Am I missing something here? All of the macros I have seen for the parallel analysis criterion for factor analysis look pretty complicated, but, unless I am missing something, it is a simple deal.

The presumption is this:

There isn’t a number like a t-value or F-value to use to test if an eigenvalue is significant. However, it makes sense that the eigenvalue should be larger than if you factor analyzed a set of random data.

Random data is, well, random, so it’s possible you might have gotten a really large or really small eigenvalue the one time you analyzed the random data. So, what you want to do is analyze a set of random data with the same number of variables and the same number of observations a whole bunch of times.

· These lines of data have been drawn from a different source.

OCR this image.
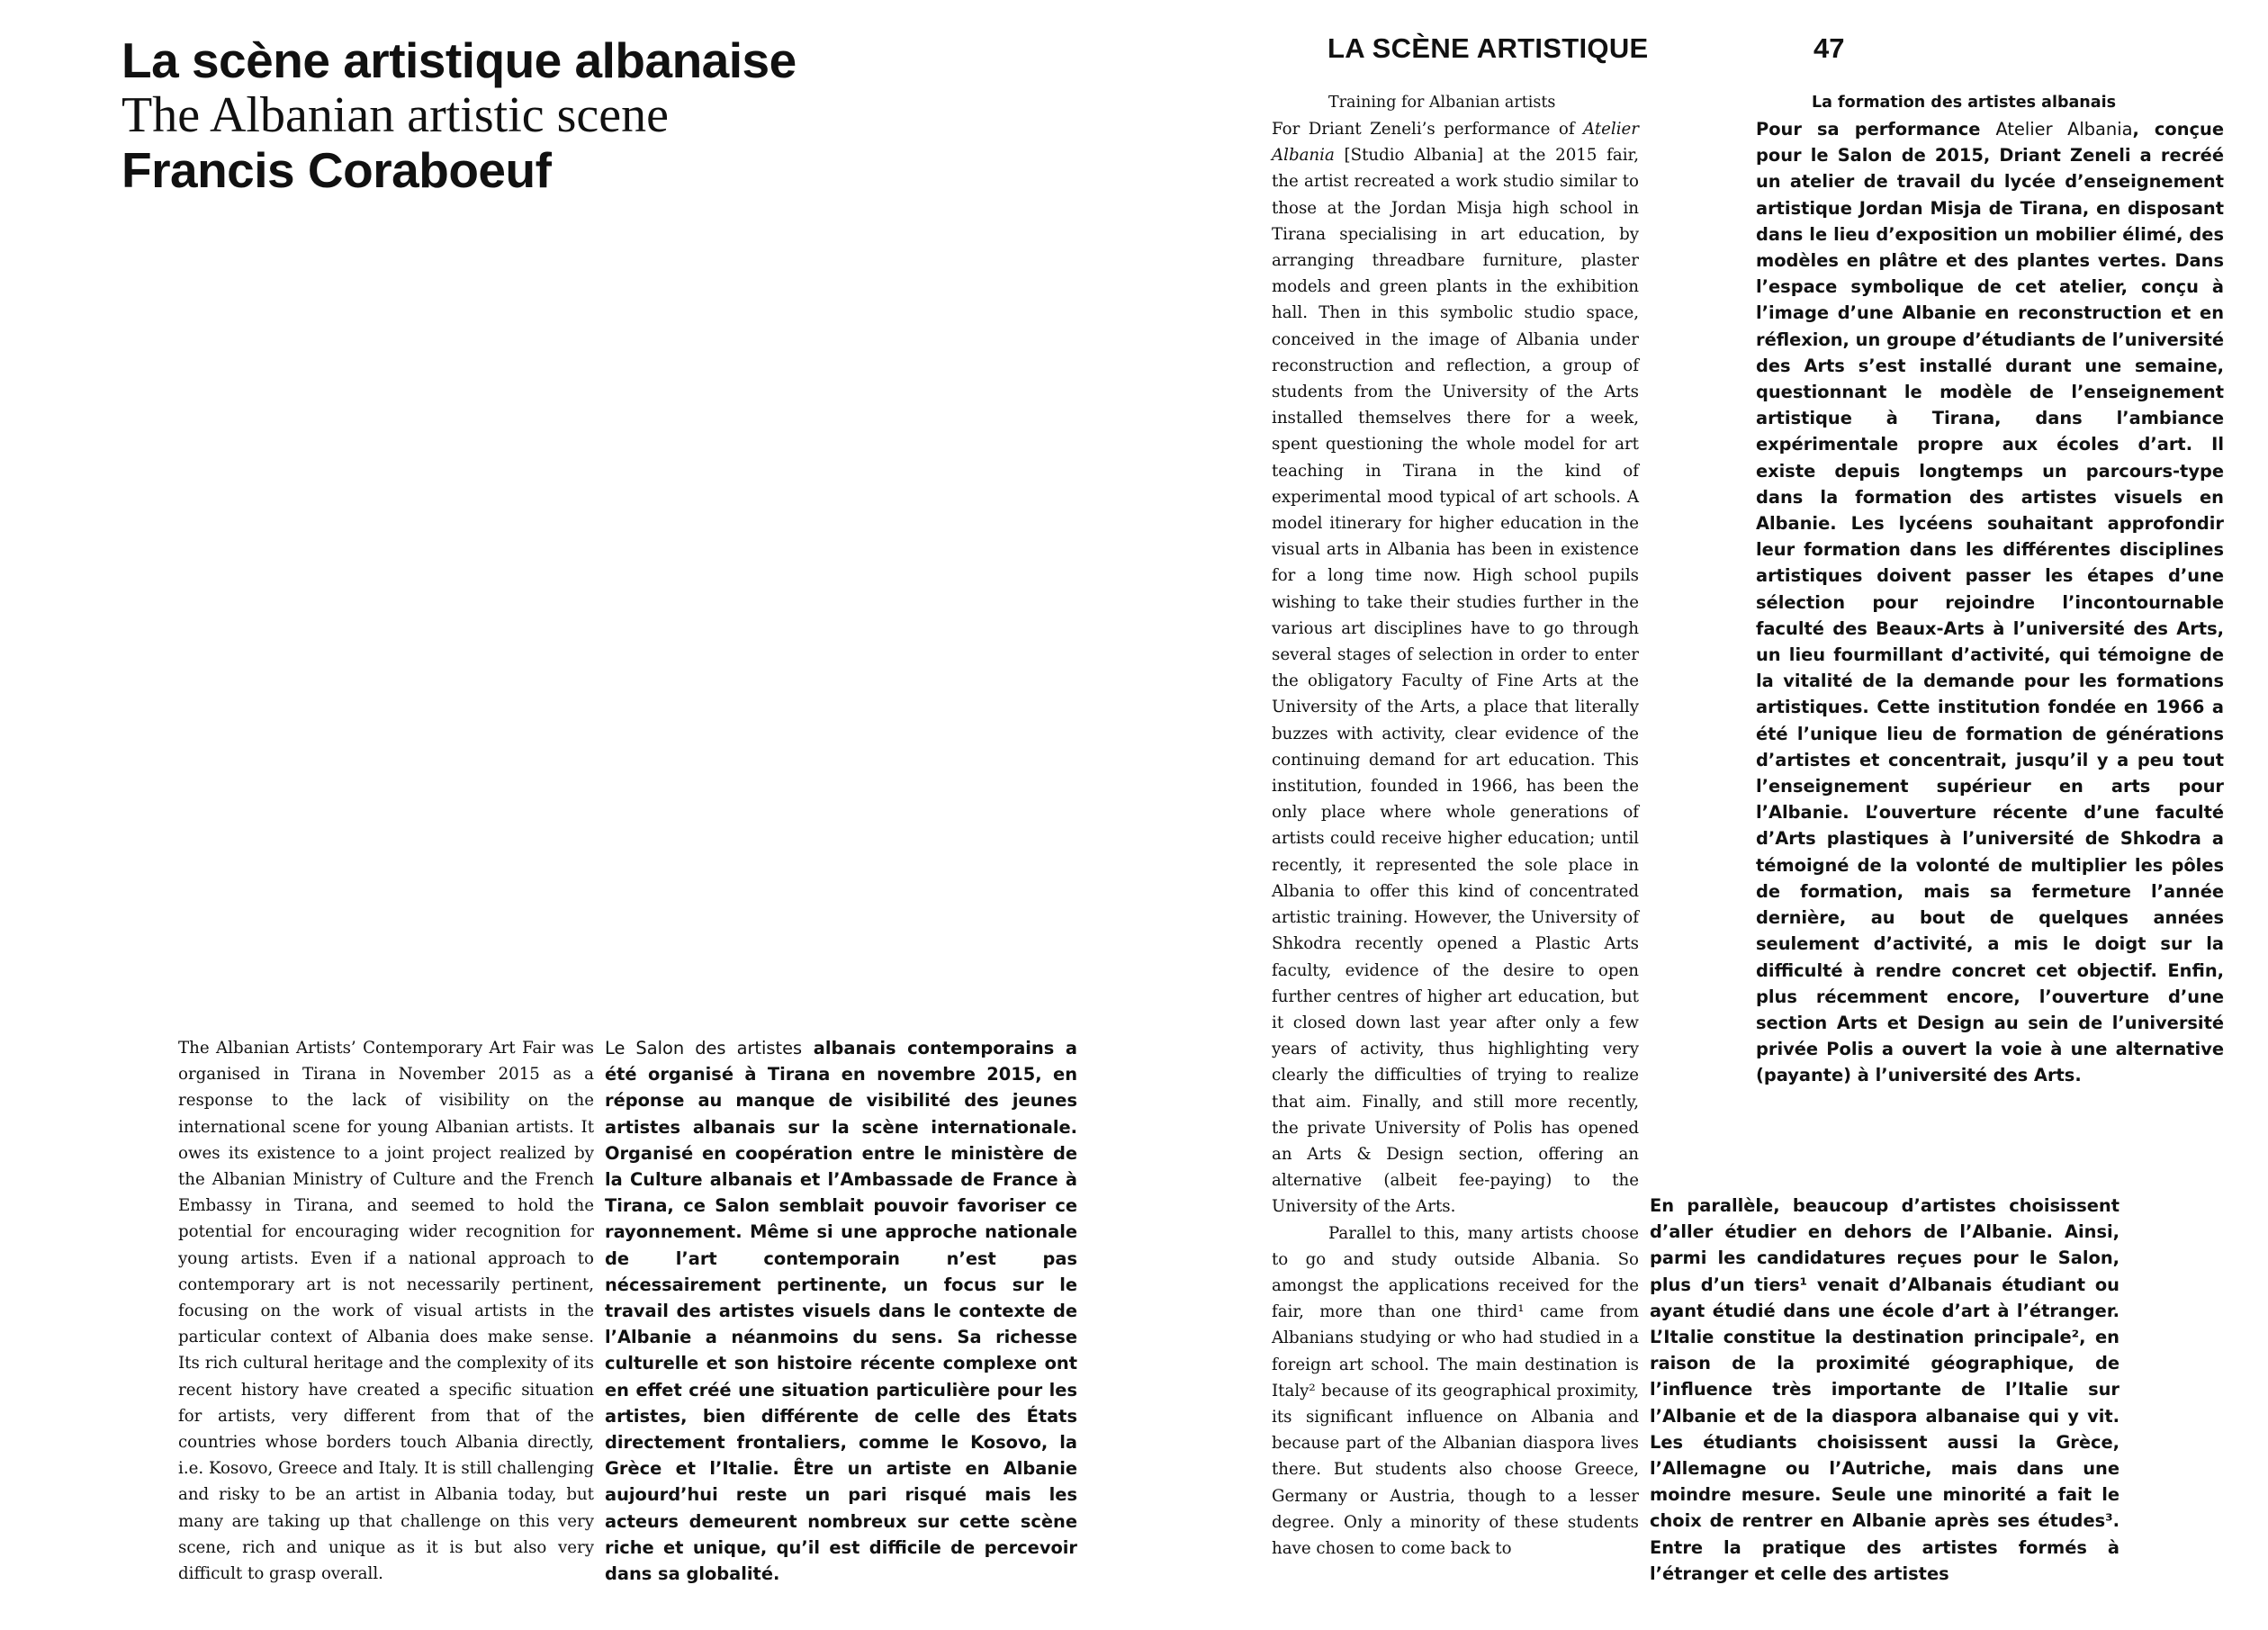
La scène artistique albanaise
The Albanian artistic scene
Francis Coraboeuf
LA SCÈNE ARTISTIQUE	47

The Albanian Artists’ Contemporary Art Fair was organised in Tirana in November 2015 as a response to the lack of visibility on the international scene for young Albanian artists. It owes its existence to a joint project realized by the Albanian Ministry of Culture and the French Embassy in Tirana, and seemed to hold the potential for encouraging wider recognition for young artists. Even if a national approach to contemporary art is not necessarily pertinent, focusing on the work of visual artists in the particular context of Albania does make sense. Its rich cultural heritage and the complexity of its recent history have created a specific situation for artists, very different from that of the countries whose borders touch Albania directly, i.e. Kosovo, Greece and Italy. It is still challenging and risky to be an artist in Albania today, but many are taking up that challenge on this very scene, rich and unique as it is but also very difficult to grasp overall.

Le Salon des artistes albanais contemporains a été organisé à Tirana en novembre 2015, en réponse au manque de visibilité des jeunes artistes albanais sur la scène internationale. Organisé en coopération entre le ministère de la Culture albanais et l’Ambassade de France à Tirana, ce Salon semblait pouvoir favoriser ce rayonnement. Même si une approche nationale de l’art contemporain n’est pas nécessairement pertinente, un focus sur le travail des artistes visuels dans le contexte de l’Albanie a néanmoins du sens. Sa richesse culturelle et son histoire récente complexe ont en effet créé une situation particulière pour les artistes, bien différente de celle des États directement frontaliers, comme le Kosovo, la Grèce et l’Italie. Être un artiste en Albanie aujourd’hui reste un pari risqué mais les acteurs demeurent nombreux sur cette scène riche et unique, qu’il est difficile de percevoir dans sa globalité.

Training for Albanian artists

For Driant Zeneli’s performance of Atelier Albania [Studio Albania] at the 2015 fair, the artist recreated a work studio similar to those at the Jordan Misja high school in Tirana specialising in art education, by arranging threadbare furniture, plaster models and green plants in the exhibition hall. Then in this symbolic studio space, conceived in the image of Albania under reconstruction and reflection, a group of students from the University of the Arts installed themselves there for a week, spent questioning the whole model for art teaching in Tirana in the kind of experimental mood typical of art schools. A model itinerary for higher education in the visual arts in Albania has been in existence for a long time now. High school pupils wishing to take their studies further in the various art disciplines have to go through several stages of selection in order to enter the obligatory Faculty of Fine Arts at the University of the Arts, a place that literally buzzes with activity, clear evidence of the continuing demand for art education. This institution, founded in 1966, has been the only place where whole generations of artists could receive higher education; until recently, it represented the sole place in Albania to offer this kind of concentrated artistic training. However, the University of Shkodra recently opened a Plastic Arts faculty, evidence of the desire to open further centres of higher art education, but it closed down last year after only a few years of activity, thus highlighting very clearly the difficulties of trying to realize that aim. Finally, and still more recently, the private University of Polis has opened an Arts & Design section, offering an alternative (albeit fee-paying) to the University of the Arts.

Parallel to this, many artists choose to go and study outside Albania. So amongst the applications received for the fair, more than one third¹ came from Albanians studying or who had studied in a foreign art school. The main destination is Italy² because of its geographical proximity, its significant influence on Albania and because part of the Albanian diaspora lives there. But students also choose Greece, Germany or Austria, though to a lesser degree. Only a minority of these students have chosen to come back to

La formation des artistes albanais

Pour sa performance Atelier Albania, conçue pour le Salon de 2015, Driant Zeneli a recréé un atelier de travail du lycée d’enseignement artistique Jordan Misja de Tirana, en disposant dans le lieu d’exposition un mobilier élimé, des modèles en plâtre et des plantes vertes. Dans l’espace symbolique de cet atelier, conçu à l’image d’une Albanie en reconstruction et en réflexion, un groupe d’étudiants de l’université des Arts s’est installé durant une semaine, questionnant le modèle de l’enseignement artistique à Tirana, dans l’ambiance expérimentale propre aux écoles d’art. Il existe depuis longtemps un parcours-type dans la formation des artistes visuels en Albanie. Les lycéens souhaitant approfondir leur formation dans les différentes disciplines artistiques doivent passer les étapes d’une sélection pour rejoindre l’incontournable faculté des Beaux-Arts à l’université des Arts, un lieu fourmillant d’activité, qui témoigne de la vitalité de la demande pour les formations artistiques. Cette institution fondée en 1966 a été l’unique lieu de formation de générations d’artistes et concentrait, jusqu’il y a peu tout l’enseignement supérieur en arts pour l’Albanie. L’ouverture récente d’une faculté d’Arts plastiques à l’université de Shkodra a témoigné de la volonté de multiplier les pôles de formation, mais sa fermeture l’année dernière, au bout de quelques années seulement d’activité, a mis le doigt sur la difficulté à rendre concret cet objectif. Enfin, plus récemment encore, l’ouverture d’une section Arts et Design au sein de l’université privée Polis a ouvert la voie à une alternative (payante) à l’université des Arts.

En parallèle, beaucoup d’artistes choisissent d’aller étudier en dehors de l’Albanie. Ainsi, parmi les candidatures reçues pour le Salon, plus d’un tiers¹ venait d’Albanais étudiant ou ayant étudié dans une école d’art à l’étranger. L’Italie constitue la destination principale², en raison de la proximité géographique, de l’influence très importante de l’Italie sur l’Albanie et de la diaspora albanaise qui y vit. Les étudiants choisissent aussi la Grèce, l’Allemagne ou l’Autriche, mais dans une moindre mesure. Seule une minorité a fait le choix de rentrer en Albanie après ses études³. Entre la pratique des artistes formés à l’étranger et celle des artistes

Horn, back in 1965, was proposing that the eigenvalue should be higher than the average of when you analyzed a set of random data. Now, people are suggesting it should be higher than 95% of the time you analyzed random data (which kind of makes sense to me).

Either way, it seems simple. Here is what I did and it seems right so I am not clear why other macros I see are much more complicated. Please chime in if you see what I’m missing.

- Randomly generate a set of random data with N variables and Y observations.
- Keep the eigenvalues.
- Repeat 500 times.
- Combine the 500 datasets (each will only have 1 record with N variables)
- Find the 95th percentile

%macro para(numvars,numreps) ;

%DO k = 1 %TO 500 ;

data A;

array nums {&numvars} a1- a&numvars ;

do i = 1 to &numreps;

do j = 1 to &numvars ;

nums{j} = rand(“Normal”) ;

if j < 2 then nums{j} = round(100*nums{j}) ;

else nums{j} = round(nums{j}) ;

end ;

drop i j ;

output;

end;

proc factor data= a outstat = a&k noprint;

var a1 – a&numvars ;

data a&k ;

set a&k ;

if trim(_type_) = “EIGENVAL” ;

%END ;

%mend ;

%para(30,1000) ;

data all ;

set a1-a500 ;

proc univariate data= all noprint ;

var a1 – a30 ;

output out = eigvals pctlpts = 95 pctlpre = pa1 – pa30;

*** You don’t need the transpose but I just find it easier to read ;

proc transpose data= eigvals out=eigsig ;

Title “95th Percentile of Eigenvalues ” ;

proc print data = eigsig ;

run ;

It runs fine and I have puzzled and puzzled over why a more complicated program would be necessary. I ran it 500 times with 1,000 observations and 30 variables and it took less than a minute on a remote desktop with 4GB RAM. Yes, I do see the possibility that if you had a much larger data set that you would want to optimize the speed in some way. Other than that, though, I can’t see why it needs to be any more complicated than this.

If you wanted to change the percentile, say, to 50, you would just change the 95 above. If you wanted to change the method from say, Principal Components Analysis (the default, with commonality of 1) to saying else, you could just do that in the PROC FACTOR step above.

The above assumes a normal distribution of your variables, but if that was not the case, you could change that in the RAND function above.

As I said, I am puzzled. Suggestions to my puzzlement welcome.

I think a lot of the code out there in the ether is terribly optimized and unnecessarily complex. It’s as if some of the authors are trying to win an Obfuscated Code Challenge.

I will be using your PA program further into my degree.

Ha ha ha, you win my best comment of the week award!

In my opinion, finding a simpler, faster, more efficient way is always better. If something seems overly complicated, it’s usually because the creator of that complicated mess doesn’t want anyone to figure out how it works. It’s easier to monopolize a given task if you are the only one who knows how to do it. Once you simplify it, practically anyone can do it.

I’m the opposite – if practically anyone can do it then I’m freed up to find a new, more interesting challenge.